Peut-être vous demandez-vous ce qui justifie un tel changement de comportement? Cette philosophie va de pair avec un nouveau modèle de document qui intègre la progression de votre travail (un peu comme si l’on sauvegardait les undos avec votre document) et la conservation de l’état de l’application lors de sa fermeture. Autrement dit, lorsque vous retournez dans une application, c’est comme si vous ne l’aviez jamais quittée. Il est donc acceptable d’imaginer que lorsque votre système est en manque de ressources, il peut fermer les applications latentes inutiles.

Je suis très curieux (lire inquiet) de voir comment seront gérées mes applications, une fois le mode Automatic Termination implanté dans la majorité d’entre elles.

Mission Control

Mission Control

Imaginez une fusion entre Spaces, qui permettait de gérer plusieurs bureaux simultanément, et Exposé, qui permettait de voir les fenêtres des applications en cours d’exécution. Telle est la meilleure description de Mission Control, le nouveau gestionnaire de tâches sous Lion.
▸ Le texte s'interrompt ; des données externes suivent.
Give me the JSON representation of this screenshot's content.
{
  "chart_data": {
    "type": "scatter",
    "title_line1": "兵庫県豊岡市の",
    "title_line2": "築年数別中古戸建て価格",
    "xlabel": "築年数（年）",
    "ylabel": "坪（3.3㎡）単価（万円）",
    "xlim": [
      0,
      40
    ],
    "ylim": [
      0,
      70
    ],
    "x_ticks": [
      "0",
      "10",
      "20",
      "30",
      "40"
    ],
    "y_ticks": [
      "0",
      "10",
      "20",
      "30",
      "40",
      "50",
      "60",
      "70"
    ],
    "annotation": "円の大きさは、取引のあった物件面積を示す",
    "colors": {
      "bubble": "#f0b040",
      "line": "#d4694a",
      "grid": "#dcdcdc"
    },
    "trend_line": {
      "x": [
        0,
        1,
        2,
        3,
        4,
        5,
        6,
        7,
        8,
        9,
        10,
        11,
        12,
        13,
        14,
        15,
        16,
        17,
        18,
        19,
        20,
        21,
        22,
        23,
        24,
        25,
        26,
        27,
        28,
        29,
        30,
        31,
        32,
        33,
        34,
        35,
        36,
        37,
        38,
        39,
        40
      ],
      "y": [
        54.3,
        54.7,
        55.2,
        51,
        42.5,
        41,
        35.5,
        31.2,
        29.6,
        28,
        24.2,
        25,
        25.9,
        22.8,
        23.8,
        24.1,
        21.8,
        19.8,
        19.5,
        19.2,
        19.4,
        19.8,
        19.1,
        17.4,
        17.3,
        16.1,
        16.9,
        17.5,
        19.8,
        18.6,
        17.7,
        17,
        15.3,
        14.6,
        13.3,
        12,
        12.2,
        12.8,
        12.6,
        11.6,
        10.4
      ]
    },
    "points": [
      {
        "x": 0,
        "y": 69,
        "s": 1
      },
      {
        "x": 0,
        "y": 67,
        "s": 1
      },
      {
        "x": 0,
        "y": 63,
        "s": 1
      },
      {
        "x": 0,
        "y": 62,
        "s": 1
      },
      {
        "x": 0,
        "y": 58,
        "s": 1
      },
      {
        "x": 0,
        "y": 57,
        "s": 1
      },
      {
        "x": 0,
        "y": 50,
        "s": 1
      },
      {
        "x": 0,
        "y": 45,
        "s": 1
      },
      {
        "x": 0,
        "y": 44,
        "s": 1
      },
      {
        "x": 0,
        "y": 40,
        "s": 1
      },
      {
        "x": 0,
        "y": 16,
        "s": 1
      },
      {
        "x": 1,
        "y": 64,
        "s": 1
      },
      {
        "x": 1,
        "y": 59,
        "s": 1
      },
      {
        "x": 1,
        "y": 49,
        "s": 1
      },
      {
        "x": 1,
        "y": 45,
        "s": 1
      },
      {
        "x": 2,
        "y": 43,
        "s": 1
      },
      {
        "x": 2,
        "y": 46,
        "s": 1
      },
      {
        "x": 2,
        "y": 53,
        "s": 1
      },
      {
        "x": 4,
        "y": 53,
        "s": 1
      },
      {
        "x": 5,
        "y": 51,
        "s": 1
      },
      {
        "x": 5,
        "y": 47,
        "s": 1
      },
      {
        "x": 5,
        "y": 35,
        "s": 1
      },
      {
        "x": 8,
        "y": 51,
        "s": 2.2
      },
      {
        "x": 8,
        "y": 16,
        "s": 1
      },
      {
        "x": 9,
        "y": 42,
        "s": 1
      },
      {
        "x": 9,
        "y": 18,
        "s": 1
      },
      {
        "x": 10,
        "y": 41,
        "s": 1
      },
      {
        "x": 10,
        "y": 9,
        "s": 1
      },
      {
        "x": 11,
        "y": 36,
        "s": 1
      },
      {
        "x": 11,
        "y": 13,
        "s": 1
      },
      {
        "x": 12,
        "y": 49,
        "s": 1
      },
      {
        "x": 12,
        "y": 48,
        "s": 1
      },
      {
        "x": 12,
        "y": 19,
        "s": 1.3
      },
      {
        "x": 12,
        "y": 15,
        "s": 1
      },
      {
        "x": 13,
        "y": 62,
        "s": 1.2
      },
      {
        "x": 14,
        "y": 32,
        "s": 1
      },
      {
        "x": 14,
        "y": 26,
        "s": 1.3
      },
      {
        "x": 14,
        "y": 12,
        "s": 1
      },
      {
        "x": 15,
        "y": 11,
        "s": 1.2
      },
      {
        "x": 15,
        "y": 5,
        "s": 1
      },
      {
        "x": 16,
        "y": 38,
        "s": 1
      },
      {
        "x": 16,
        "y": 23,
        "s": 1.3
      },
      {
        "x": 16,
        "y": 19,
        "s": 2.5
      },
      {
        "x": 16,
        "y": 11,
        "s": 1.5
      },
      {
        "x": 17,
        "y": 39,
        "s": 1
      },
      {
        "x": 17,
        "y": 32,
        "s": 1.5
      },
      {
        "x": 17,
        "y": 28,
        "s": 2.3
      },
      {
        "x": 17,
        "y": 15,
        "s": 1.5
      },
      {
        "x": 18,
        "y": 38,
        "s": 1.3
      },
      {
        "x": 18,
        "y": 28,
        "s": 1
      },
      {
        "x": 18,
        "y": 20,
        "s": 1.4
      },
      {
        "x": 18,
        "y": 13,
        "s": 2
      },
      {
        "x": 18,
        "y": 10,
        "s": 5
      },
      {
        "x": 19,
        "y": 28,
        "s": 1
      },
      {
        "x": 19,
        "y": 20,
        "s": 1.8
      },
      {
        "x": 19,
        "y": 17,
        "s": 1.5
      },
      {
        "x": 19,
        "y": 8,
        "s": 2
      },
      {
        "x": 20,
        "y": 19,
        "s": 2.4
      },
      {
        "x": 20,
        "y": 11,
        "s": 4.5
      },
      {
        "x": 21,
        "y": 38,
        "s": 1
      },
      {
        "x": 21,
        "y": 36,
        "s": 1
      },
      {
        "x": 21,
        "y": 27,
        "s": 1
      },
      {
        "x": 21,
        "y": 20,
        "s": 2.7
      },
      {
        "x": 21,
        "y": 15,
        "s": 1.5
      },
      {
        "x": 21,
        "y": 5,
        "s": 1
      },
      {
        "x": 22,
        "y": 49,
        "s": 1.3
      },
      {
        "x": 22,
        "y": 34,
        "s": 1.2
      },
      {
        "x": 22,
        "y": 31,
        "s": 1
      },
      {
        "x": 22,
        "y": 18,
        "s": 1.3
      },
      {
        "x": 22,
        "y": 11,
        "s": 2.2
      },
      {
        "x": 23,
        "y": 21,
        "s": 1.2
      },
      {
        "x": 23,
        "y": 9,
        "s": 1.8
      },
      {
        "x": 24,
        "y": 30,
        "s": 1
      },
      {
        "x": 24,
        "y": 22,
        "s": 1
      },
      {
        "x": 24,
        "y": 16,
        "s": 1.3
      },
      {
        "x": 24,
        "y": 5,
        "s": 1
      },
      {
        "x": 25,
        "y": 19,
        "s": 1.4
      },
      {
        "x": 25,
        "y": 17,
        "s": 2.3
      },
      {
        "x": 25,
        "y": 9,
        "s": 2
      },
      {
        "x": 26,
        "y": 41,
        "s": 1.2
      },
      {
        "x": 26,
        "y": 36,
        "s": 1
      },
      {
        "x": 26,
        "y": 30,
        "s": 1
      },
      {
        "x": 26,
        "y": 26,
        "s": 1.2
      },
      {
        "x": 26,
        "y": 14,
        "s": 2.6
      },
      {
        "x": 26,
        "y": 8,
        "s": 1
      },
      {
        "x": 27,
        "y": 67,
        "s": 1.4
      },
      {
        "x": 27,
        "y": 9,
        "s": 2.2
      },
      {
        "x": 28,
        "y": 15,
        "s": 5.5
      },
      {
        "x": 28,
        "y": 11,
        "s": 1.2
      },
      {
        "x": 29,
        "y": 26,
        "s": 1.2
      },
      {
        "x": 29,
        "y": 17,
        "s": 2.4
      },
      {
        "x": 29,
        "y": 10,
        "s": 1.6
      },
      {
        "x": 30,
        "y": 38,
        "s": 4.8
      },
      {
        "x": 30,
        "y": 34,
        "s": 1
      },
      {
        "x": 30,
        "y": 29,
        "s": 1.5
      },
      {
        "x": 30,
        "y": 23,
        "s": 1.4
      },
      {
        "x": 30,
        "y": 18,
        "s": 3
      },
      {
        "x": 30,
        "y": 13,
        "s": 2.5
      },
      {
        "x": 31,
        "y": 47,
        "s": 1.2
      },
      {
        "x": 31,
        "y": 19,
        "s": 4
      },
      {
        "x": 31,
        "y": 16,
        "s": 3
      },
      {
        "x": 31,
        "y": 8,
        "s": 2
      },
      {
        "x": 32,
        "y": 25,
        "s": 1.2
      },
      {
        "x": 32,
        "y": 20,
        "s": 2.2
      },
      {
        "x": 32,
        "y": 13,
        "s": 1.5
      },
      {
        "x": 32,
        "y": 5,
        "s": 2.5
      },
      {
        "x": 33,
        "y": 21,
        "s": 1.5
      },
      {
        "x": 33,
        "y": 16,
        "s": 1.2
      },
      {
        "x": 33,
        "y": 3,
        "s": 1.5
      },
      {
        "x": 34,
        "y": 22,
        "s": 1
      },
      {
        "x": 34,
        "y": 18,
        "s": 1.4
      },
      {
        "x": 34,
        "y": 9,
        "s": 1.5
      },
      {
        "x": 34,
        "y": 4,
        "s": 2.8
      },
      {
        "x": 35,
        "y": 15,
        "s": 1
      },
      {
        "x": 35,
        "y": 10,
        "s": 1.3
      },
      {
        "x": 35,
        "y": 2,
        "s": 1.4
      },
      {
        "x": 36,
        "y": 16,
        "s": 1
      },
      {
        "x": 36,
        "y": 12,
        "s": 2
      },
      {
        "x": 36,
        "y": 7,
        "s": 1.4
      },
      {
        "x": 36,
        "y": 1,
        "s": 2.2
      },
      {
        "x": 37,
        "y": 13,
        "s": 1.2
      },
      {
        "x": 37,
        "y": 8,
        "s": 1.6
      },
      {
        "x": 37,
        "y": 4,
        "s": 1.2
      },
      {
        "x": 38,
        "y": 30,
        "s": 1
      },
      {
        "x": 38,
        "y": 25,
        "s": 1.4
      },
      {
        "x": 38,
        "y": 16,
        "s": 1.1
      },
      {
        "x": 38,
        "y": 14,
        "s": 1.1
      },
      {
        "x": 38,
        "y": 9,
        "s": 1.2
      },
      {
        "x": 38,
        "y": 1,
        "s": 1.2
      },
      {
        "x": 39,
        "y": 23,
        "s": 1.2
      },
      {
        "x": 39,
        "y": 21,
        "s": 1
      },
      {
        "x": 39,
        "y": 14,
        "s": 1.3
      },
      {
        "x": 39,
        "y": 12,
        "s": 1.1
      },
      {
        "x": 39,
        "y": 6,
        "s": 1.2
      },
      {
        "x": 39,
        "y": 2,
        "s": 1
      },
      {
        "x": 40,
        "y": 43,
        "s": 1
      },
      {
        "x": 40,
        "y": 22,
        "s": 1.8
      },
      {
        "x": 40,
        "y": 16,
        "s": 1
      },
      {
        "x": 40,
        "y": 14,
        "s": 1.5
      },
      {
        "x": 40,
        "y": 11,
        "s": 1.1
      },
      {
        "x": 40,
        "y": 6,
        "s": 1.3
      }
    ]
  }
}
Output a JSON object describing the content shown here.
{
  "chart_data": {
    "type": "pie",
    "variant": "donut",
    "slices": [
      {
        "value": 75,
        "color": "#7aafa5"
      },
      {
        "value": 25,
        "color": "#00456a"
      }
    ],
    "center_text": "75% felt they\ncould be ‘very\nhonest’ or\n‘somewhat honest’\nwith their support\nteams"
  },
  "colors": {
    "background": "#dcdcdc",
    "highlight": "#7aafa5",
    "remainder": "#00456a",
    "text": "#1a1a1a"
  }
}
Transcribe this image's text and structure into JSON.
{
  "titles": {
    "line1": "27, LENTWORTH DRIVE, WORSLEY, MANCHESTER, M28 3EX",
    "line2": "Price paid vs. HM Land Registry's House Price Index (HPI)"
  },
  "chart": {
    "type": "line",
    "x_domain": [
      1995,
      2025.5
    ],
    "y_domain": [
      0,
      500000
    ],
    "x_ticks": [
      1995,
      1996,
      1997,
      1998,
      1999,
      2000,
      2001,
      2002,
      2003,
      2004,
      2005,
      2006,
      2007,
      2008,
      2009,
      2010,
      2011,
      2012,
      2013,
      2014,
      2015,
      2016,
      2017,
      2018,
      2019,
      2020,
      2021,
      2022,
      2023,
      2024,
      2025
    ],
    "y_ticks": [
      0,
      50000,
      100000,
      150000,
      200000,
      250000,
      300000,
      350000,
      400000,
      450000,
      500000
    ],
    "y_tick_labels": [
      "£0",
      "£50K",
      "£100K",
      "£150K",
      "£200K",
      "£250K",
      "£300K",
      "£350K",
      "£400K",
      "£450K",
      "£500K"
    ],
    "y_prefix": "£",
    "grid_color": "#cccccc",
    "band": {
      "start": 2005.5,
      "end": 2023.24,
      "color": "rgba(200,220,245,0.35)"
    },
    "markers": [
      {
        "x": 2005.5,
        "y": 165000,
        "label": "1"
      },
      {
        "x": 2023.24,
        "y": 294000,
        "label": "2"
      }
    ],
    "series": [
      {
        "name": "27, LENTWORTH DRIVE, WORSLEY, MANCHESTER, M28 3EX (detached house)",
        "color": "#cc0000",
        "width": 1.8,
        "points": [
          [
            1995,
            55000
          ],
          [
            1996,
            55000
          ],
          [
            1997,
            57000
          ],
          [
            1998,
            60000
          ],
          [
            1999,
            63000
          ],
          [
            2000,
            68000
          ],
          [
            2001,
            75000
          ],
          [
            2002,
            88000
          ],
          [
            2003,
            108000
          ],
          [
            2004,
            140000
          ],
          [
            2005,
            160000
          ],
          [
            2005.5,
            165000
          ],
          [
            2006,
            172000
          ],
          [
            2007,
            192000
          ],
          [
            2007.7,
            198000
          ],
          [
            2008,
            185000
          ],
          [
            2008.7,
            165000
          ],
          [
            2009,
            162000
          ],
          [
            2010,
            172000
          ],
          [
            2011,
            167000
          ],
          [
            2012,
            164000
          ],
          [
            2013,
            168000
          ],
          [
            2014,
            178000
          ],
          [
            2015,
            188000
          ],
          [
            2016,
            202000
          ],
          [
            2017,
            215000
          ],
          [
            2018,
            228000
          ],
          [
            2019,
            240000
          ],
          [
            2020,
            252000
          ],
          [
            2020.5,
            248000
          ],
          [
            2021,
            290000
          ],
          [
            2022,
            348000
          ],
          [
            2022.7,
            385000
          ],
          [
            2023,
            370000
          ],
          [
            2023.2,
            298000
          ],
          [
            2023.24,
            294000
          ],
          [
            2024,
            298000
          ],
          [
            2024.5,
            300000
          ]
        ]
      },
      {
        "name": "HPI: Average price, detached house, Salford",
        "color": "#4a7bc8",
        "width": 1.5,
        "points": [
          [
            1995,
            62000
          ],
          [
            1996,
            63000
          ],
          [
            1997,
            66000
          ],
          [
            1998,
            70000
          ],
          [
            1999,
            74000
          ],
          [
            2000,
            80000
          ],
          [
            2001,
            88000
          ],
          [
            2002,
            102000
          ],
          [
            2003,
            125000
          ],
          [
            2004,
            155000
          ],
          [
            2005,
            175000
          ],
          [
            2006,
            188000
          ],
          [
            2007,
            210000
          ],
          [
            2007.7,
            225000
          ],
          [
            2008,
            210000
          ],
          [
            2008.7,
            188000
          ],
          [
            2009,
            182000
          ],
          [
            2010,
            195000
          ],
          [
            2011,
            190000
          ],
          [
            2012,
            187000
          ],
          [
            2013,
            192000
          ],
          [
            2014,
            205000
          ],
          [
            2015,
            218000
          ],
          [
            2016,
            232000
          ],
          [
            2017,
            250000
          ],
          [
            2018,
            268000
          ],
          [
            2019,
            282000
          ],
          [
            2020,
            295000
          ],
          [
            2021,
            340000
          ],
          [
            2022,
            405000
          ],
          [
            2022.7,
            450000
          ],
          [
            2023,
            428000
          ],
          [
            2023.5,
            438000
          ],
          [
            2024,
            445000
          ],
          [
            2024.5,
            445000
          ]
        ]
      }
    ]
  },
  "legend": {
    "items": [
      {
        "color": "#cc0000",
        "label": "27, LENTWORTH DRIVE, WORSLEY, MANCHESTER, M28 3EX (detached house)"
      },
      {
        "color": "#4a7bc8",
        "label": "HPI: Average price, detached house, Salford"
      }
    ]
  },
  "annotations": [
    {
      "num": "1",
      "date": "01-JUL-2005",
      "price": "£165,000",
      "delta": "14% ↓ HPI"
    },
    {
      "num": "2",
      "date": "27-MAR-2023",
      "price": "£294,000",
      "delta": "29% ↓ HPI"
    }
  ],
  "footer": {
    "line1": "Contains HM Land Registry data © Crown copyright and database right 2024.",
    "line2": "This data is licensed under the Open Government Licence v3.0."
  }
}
Il est maintenant possible de déplacer le contenu de la zone active pour créer de nouveaux espaces, de manipuler les espaces pour changer leur ordre ou simplement de cliquer sur les fenêtres pour invoquer l’application concernée.

Launchpad

Dans l’intégration d’éléments familiers à l’iPhone et à l’iPad, Apple va même jusqu’à ramener la disposition en grille des icônes dans ce qu’elle nomme Launchpad. Il est maintenant possible d’utiliser des pages d’applications, que l’on manipule exactement comme sous iOS. D’ailleurs, une fois qu’on achète une application sous le Mac App Store, elle s’y trouve automatiquement, exactement comme sur les appareils mobiles d’Apple.

Launchpad

On peut y créer des dossiers, qui interagissent de la même façon également, ce qui peut sembler bizarre esthétiquement pour les écrans larges. Sympathique, mais utilisé de façon occasionnelle pour ma part.

Démarrage en mode Safari

Directement inspiré par les Chromebooks de Google, Apple offre maintenant la possibilité de démarrer son Mac avec seulement Safari comme logiciel de base. On peut croire que cette fonction sera populaire auprès des utilisateurs de portables n’ayant pas accès à une prise électrique lors de longs voyages, puisque ce mode est très peu gourmand en ressources.

Partition d’urgence

Une partition de 650 Mo, qui inclut les principaux utilitaires, outils de diagnostic, l’installateur et Safari, est imposée lors de l’installation. Puisqu’il s’agit du premier système d’exploitation à ne pas avoir de support physique pour les situations d’urgence, Apple se devait de trouver un moyen de permettre aux utilisateurs de formater le disque dur ou de réinstaller Mac OS X. Cette solution n’est pas l’idéal (imaginons que le disque dur subit une défaillance technique), mais peut être un intéressant compromis

Mettre à jour ou ne pas mettre à jour?

Si votre Mac répond aux exigences techniques (processeur Intel à double cœur et 2 Go de RAM, ce qui couvre presque tous les ordinateurs Apple parus depuis 2006), je vous encourage fortement à faire le saut. Par contre, si votre situation exige l’utilisation de logiciels qui ont cessé d’évoluer à moyen ou à long terme, assurez-vous que ceux-ci sont compatibles avec Mac OS X Lion.